Viele der heute ikonischen Elemente des Ensembles entstanden für die letzte Präsentation der Künstlerkolonie Darmstadt, so Bernhard Hoetgers Skulpturenpark im Platanenhain. Hoetger betrieb für die Ausgestaltung aus heutiger Sicht ein regelrechtes Kultur-Sampling: In seinen Skulpturen, Plastiken und Textfeldern setzte er Buddha, Krishna, Echnaton, Goethe, Gauguin und Modersohn-Becker eindrucksvoll zueinander in Beziehung. Friedrich Wilhelm Kleukens’ Mosaik „Kuss“, seine Sonnenuhr und der Portalschmuck des Hochzeitsturms, sowie Albin Müllers Lilienbecken, Mosaiknische und der „Schwanentempel“ sind ebenfalls erst seit 1914 auf der Mathildenhöhe zu erleben.
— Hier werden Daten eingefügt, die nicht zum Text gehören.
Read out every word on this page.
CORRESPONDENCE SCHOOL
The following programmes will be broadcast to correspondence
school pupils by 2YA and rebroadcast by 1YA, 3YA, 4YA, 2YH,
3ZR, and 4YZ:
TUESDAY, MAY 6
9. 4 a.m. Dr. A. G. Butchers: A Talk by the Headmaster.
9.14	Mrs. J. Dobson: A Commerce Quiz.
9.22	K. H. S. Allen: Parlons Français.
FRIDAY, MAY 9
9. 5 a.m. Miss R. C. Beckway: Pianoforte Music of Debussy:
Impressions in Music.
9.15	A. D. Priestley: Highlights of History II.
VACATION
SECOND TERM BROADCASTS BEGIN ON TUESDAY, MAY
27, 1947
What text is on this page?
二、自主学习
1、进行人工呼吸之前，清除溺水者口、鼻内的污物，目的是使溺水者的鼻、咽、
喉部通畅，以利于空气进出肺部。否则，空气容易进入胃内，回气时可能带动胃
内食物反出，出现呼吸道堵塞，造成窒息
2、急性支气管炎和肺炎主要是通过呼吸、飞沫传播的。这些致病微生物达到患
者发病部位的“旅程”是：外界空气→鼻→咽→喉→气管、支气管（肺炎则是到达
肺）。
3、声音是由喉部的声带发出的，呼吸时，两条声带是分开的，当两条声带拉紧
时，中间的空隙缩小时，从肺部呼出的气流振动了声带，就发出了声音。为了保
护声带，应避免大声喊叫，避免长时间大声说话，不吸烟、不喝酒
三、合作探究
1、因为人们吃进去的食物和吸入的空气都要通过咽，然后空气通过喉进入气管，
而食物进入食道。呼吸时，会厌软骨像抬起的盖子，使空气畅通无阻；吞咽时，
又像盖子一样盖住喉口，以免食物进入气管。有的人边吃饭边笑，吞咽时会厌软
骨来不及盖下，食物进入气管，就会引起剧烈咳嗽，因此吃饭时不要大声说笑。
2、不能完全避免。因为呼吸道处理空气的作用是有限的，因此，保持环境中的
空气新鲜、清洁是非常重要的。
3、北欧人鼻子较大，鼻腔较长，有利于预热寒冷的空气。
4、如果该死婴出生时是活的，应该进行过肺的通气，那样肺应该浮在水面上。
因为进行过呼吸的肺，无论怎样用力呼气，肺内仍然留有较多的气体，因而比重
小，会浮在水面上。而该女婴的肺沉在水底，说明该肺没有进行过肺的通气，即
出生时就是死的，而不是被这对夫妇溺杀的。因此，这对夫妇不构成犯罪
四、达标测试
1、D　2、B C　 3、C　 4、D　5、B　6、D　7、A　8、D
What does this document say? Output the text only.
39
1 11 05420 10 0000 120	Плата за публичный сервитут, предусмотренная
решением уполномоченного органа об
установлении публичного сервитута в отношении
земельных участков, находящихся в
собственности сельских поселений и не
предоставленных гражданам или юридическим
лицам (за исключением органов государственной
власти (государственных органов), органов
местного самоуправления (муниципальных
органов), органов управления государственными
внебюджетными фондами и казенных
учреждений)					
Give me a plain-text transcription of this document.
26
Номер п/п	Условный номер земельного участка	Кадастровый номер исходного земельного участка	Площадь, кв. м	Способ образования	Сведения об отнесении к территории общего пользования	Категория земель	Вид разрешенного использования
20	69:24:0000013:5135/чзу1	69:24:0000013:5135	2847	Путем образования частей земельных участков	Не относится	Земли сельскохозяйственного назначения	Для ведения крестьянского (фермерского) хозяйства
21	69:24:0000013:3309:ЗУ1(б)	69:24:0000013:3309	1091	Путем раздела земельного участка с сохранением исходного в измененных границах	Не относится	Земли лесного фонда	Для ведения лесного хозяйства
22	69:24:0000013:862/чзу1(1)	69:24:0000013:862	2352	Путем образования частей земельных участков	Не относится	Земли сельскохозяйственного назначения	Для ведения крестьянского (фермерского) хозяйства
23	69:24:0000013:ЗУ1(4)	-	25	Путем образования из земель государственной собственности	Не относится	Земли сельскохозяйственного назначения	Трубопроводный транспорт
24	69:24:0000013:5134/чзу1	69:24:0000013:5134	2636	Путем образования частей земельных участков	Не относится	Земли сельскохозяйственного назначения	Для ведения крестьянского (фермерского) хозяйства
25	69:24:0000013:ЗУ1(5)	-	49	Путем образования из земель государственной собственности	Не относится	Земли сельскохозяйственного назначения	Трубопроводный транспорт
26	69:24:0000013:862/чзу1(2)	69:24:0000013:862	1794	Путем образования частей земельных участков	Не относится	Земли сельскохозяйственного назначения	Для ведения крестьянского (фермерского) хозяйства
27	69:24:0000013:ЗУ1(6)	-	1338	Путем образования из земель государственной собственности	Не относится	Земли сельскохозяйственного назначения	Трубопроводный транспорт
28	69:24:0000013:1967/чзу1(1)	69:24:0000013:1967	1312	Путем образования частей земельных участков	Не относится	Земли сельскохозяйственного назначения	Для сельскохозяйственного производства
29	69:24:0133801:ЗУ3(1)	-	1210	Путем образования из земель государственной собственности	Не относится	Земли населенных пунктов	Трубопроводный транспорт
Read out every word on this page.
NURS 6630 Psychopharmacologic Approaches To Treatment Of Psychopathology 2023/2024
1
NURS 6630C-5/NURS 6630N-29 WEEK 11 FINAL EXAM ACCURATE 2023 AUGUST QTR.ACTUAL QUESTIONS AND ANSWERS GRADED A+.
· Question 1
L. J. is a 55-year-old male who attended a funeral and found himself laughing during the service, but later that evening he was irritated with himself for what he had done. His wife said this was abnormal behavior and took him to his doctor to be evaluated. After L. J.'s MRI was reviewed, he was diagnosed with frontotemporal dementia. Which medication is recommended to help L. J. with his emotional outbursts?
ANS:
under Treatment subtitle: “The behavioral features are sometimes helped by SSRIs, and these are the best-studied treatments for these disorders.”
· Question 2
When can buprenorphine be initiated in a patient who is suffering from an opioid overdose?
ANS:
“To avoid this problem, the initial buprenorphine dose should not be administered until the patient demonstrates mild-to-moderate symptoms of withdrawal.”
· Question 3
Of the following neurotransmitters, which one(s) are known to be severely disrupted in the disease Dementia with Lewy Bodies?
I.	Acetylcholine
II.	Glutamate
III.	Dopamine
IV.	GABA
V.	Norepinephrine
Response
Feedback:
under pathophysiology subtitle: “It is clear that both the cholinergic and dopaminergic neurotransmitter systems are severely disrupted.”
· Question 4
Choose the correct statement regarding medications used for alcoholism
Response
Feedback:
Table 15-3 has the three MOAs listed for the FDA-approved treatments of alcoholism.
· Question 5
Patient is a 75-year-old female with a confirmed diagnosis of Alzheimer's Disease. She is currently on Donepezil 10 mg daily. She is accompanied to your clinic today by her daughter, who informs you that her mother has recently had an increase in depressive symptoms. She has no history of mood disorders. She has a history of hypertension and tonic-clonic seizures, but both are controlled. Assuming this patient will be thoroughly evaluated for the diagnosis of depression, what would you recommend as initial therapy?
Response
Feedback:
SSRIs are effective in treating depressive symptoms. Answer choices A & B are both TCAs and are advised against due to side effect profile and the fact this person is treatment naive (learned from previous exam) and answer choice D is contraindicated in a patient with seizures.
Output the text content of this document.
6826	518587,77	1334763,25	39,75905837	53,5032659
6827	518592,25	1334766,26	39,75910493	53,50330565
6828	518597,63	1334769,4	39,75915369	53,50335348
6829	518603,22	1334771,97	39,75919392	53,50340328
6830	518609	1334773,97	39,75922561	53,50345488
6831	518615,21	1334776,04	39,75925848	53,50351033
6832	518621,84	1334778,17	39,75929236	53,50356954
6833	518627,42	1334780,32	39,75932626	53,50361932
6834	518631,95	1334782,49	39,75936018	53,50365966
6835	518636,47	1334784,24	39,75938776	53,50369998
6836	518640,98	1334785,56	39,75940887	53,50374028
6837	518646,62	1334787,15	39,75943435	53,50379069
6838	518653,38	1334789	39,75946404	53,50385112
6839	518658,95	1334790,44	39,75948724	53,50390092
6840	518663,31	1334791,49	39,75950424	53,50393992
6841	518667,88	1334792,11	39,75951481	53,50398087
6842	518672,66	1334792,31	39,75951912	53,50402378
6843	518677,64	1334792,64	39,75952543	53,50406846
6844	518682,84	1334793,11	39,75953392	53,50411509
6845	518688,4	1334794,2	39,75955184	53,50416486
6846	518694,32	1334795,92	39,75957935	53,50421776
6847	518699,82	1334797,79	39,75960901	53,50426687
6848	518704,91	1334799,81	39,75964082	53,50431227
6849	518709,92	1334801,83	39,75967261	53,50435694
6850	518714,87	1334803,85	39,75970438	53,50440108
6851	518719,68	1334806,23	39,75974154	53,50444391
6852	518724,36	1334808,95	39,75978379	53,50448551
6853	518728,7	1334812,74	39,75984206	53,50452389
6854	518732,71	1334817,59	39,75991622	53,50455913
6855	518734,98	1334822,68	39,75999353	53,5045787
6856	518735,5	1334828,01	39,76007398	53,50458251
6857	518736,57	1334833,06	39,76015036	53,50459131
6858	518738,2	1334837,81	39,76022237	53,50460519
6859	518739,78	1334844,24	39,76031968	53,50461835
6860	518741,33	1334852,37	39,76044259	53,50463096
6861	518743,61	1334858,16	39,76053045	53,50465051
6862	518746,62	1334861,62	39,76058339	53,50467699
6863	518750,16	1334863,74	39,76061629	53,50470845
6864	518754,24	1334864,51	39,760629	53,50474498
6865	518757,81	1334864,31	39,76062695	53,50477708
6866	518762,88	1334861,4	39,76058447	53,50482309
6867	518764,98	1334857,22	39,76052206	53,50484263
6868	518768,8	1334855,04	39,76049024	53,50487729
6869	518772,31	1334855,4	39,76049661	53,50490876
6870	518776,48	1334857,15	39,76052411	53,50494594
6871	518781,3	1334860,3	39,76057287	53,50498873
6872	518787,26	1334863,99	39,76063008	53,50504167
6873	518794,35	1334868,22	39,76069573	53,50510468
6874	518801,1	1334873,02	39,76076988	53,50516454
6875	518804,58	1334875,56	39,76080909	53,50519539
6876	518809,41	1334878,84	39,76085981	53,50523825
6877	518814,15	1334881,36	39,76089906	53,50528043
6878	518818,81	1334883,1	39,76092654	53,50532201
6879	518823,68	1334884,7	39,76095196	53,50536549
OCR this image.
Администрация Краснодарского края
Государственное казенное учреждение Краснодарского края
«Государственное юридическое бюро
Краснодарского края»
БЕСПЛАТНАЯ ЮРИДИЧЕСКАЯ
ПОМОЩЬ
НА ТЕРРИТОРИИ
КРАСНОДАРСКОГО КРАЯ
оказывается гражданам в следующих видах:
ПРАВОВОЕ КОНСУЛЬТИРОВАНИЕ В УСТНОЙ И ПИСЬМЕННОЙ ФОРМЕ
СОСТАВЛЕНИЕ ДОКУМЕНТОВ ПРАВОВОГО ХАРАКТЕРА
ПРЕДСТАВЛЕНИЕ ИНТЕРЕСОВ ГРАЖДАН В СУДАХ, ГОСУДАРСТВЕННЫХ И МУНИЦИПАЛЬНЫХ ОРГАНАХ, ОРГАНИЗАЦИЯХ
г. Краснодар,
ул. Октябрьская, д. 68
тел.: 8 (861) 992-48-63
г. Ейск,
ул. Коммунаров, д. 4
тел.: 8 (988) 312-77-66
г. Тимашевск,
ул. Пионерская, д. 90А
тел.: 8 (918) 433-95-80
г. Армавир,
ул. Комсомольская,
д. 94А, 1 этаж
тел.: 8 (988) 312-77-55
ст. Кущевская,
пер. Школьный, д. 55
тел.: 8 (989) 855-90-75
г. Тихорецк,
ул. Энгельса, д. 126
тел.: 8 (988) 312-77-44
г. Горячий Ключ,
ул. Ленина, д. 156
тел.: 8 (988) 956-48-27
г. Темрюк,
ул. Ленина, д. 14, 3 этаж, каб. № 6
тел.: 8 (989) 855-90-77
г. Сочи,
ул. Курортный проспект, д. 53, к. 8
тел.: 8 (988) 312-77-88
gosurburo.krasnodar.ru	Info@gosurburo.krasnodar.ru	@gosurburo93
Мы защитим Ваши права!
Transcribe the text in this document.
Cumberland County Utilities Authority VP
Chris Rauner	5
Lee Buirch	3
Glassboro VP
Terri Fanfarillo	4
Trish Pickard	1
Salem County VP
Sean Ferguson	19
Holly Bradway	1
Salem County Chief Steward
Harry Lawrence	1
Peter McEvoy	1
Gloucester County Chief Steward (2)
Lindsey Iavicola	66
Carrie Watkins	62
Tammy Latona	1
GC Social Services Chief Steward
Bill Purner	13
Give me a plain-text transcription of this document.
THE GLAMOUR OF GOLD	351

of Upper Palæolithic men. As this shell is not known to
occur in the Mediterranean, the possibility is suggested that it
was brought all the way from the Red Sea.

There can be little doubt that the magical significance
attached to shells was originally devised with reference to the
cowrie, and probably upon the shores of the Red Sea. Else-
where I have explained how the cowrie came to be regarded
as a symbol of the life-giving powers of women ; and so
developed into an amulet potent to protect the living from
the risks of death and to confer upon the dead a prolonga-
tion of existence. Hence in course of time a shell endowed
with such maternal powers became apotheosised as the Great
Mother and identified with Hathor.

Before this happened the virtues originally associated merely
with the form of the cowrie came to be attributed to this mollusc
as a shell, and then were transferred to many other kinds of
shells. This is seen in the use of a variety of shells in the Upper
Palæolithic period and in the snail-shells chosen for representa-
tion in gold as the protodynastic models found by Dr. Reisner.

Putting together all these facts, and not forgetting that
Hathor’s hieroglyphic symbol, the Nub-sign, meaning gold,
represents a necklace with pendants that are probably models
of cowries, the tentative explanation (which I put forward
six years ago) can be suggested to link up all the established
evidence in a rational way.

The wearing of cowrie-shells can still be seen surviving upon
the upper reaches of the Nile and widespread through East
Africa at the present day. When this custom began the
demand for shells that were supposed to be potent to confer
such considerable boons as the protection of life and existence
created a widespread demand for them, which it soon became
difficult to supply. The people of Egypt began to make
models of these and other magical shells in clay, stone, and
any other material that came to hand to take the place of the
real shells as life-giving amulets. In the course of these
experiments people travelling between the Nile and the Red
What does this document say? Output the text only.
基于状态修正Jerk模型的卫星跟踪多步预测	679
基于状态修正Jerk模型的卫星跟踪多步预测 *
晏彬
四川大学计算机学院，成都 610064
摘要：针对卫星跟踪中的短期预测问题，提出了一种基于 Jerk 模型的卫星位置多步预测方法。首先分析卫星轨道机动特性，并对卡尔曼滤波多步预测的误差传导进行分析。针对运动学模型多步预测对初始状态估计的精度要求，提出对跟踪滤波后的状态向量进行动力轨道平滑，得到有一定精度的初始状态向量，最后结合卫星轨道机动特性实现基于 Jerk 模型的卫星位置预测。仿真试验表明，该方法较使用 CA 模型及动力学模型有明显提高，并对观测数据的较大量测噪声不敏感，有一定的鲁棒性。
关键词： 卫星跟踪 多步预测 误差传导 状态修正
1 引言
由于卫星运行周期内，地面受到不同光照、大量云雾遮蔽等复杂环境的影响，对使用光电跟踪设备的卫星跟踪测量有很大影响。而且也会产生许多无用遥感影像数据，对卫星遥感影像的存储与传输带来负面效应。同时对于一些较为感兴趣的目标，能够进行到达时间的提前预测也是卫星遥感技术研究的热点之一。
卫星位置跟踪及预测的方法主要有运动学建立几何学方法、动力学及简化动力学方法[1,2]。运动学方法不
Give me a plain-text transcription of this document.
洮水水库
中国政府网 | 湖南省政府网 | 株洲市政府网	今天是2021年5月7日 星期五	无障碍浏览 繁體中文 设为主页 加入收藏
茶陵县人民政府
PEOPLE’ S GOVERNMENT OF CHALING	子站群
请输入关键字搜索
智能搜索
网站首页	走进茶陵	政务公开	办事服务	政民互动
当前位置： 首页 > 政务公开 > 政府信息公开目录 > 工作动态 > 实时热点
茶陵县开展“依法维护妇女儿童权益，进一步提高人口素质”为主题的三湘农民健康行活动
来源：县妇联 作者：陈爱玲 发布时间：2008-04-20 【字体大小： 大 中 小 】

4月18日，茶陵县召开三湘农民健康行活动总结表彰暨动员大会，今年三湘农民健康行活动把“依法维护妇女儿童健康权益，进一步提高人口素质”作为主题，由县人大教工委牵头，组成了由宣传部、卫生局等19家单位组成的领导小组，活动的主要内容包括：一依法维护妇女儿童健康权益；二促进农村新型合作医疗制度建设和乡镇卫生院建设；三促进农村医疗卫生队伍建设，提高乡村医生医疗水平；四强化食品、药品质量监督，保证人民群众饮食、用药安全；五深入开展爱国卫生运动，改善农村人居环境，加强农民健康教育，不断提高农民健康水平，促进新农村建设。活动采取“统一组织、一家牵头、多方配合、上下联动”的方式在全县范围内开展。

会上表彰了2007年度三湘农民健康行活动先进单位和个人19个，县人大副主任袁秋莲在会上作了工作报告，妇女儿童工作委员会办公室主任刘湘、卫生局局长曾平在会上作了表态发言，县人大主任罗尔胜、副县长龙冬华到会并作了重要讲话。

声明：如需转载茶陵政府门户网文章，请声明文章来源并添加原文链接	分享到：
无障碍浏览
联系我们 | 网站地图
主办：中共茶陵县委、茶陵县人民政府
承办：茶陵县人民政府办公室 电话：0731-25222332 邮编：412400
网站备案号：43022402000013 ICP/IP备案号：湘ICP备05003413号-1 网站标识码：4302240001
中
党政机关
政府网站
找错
Einige Zeugnisse der Ausstellung von 1914 sind heute in Darmstadt jenseits der Mathildenhöhe zu finden. So befindet sich seit 1926 das eindrucksvolle Ausstellungsportal, „Löwentor“ genannt, am Eingang zur Rosenhöhe: Die sechs Löwen von Hoetger stehen dort auf hohen Backsteinpfeilern der 1920er Jahre, während die Originalsäulen von Albin Müller mit einem Betonarchitrav aus den 1930er Jahren den Eingang zum Hochschulstadion im Süden Darmstadts bilden. Neben diesen bekannten Werken präsentiert die Schau weitere, heute nicht mehr vorhandene Bauensembles der historischen Ausstellung. So wurde östlich des Ausstellungsgebäudes Mathildenhöhe von Albin Müller eine dreigeschossige Miethäusergruppe errichtet, die aus acht Gebäuden mit insgesamt 37 Wohnungen und acht Ateliers bestand und in denen ebenso moderne wie kostengünstige Inneneinrichtungen zu bewundern waren. Es war das erste Mal in der Geschichte von Architekturausstellungen, dass man einen solchen Gebäudekomplex mit voll ausgestatteten Musterwohnungen zeigte.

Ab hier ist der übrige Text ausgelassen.